Komando Pasukan Khusus (Kopassus) memiliki andil besar dalam pemberantasan Partai Komunis Indonesia (PKI) pasca peristiwa kelam Gerakan 30 September (G30S PKI). Salah satu prajurit baret merah yang menonjol saat itu adalah Sarwo Edhi Wibowo, Panglima RPKAD (Resimen Para Komando Angkatan Darat) cikal bakal Kopassus.
Sarwo Edhie, dan pasukannya menangkapi tokoh PKI serta mereka yang dicurigai terafliasi dengan partai komunis terbesar ketiga di dunia tersebut.
Kala itu, Pasukan RPKAD juga memburu PKI ke berbagai kota, khususnya di pulau Jawa, seperti Blora, Madiun, Ngawi, dan kota-kota lainnya.
Dalam perburuan itu, beberapa kali Kopassus menemukan antek-antek PKI dengan kemampuan mistis, membuat mereka menjadi target yang sulit untuk diberantas.
Dalam suatu perburuan, terdapat suatu kejadian yang tidak pernah disangka oleh pasukan TNI, di mana momen itu mengarah ke sifat mistis. Ini terjadi saat anggota TNI ingin melaksanakan eksekusi mati anggota PKI.
Tetapi, anggota PKI yang dimaksud terlihat tidak bisa dieksekusi. Dirinya kebal terhadap peluru dan bahkan sama sekali tidak menunjukkan rasa takut, kendati sedang menjalankan proses eksekusi mati.
Baca Juga: Nasib Perempuan Italia Yang Melawan Kuasa Nazi & Kisah Perempuan Jerman Yang Loyal Kepada Hitler
Di tengah alun-alun Blora, seorang prajurit menembak tepat di kening tawanan PKI. Herannya, dia masih bertahan hidup. Situasi ini membuat Mayor Kemal Idris yang menjadi komandan Batalyon Kala Hitam Divisi Siliwangi bingung.
"Ada apa Mayor?" tanya anak buah Mayor Kemal Idris. "Itu tawanan minta mati," tukas Mayor Kemal.
"Kamu punya ilmu ya?" tanya sang bawahan. "Tidak," jawab anggota PKI tersebut.
Anak buah itu kembali mencoba mengeksekusi tawanan itu, dan kali ini, pistol berfungsi.
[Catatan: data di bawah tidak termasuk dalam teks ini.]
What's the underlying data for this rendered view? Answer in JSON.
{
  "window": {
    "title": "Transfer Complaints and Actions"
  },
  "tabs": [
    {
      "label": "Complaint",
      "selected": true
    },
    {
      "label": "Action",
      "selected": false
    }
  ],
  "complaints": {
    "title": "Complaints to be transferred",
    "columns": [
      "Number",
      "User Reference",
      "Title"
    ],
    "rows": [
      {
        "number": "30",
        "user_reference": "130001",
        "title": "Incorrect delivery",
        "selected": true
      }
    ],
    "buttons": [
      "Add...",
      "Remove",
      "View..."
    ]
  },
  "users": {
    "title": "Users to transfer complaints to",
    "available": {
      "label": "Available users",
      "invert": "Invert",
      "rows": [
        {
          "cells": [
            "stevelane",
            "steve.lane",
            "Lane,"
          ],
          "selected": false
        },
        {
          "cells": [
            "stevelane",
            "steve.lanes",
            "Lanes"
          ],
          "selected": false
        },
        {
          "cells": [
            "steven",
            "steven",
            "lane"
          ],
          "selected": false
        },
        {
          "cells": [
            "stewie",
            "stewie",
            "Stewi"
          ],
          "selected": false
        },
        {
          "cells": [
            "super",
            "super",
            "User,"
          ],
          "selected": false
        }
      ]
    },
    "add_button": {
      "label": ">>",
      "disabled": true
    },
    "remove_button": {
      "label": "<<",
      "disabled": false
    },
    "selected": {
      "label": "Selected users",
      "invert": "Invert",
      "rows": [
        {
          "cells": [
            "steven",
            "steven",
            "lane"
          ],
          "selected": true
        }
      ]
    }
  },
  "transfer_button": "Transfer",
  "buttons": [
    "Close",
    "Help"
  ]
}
Tembakan itu membuat tawanan itu terhempas ke belakang dan tewas di tempat.
"Rupanya, jawaban "Tidak" dari sang jagoan merupakan kunci pelepasan ilmu kebalnya," ungkap Mayjen TNI (Purn) Rachwono. "Sehingga dia mati sesuai permintaannya…," tutupnya.
Melansir buku "Sintong Panjaitan Perjalanan Seorang Prajurit Para Komando", karya Hendro Subroto, saat itu sedang terjadi pemburuan atas seorang dukun bernama Mbah Mulyono Surodiharjo, yang dikenal sebagai dukun sakti dan sering mengobati orang sakit.
Pemerintah, khususnya pihak militer melihat Mulyono Surodiharjo, biasa disapa Mbah Suro, telah ditunggangi oleh PKI. Tidak tanggung-tanggung, pasukan RPKAD langsung turun tangan mencari Mbah Suro.
Mbah Suro, selain mampu mengobati orang sakit, diketahui memiliki ilmu sakti yang membuatnya kebal senjata. Mbah Suro bahkan mampu membuat pengikutnya memiliki kesaktian yang sama seperti dirinya
Sebelum menjadi dukun di sebuah desa bernama Desa Ninggil, Mbah Suro pernah menjadi lurah. Dirinya beralih menjadi dukun dan membuka praktik untuk mengobati orang sakit setelah beberapa lama turun menjadi lurah.
Saat itu, Mulyono Surodiharjo melakukan pergantian nama baru menjadi Mbah Suro juga diikuti dengan perubahan penampilan. Salah satunya adalah memelihara kumis tebal dan rambut panjang layaknya seorang dukun.
Mbah Suro kerap melakukan berbagai kegiatan berbau mistis dan menyebarkan kepercayaan Djawa Dipa. Tidak hanya itu, Mbah Suro juga sering memberi jampi-jampi atau mantera dan air kekebalan kepada para muridnya, terlebih untuk mereka yang dianggap meresahkan.
Pengikutnya percaya bahwa mereka menjadi kebal terhadap senjata tajam dan senjata api berkat ajaran Mbah Suro.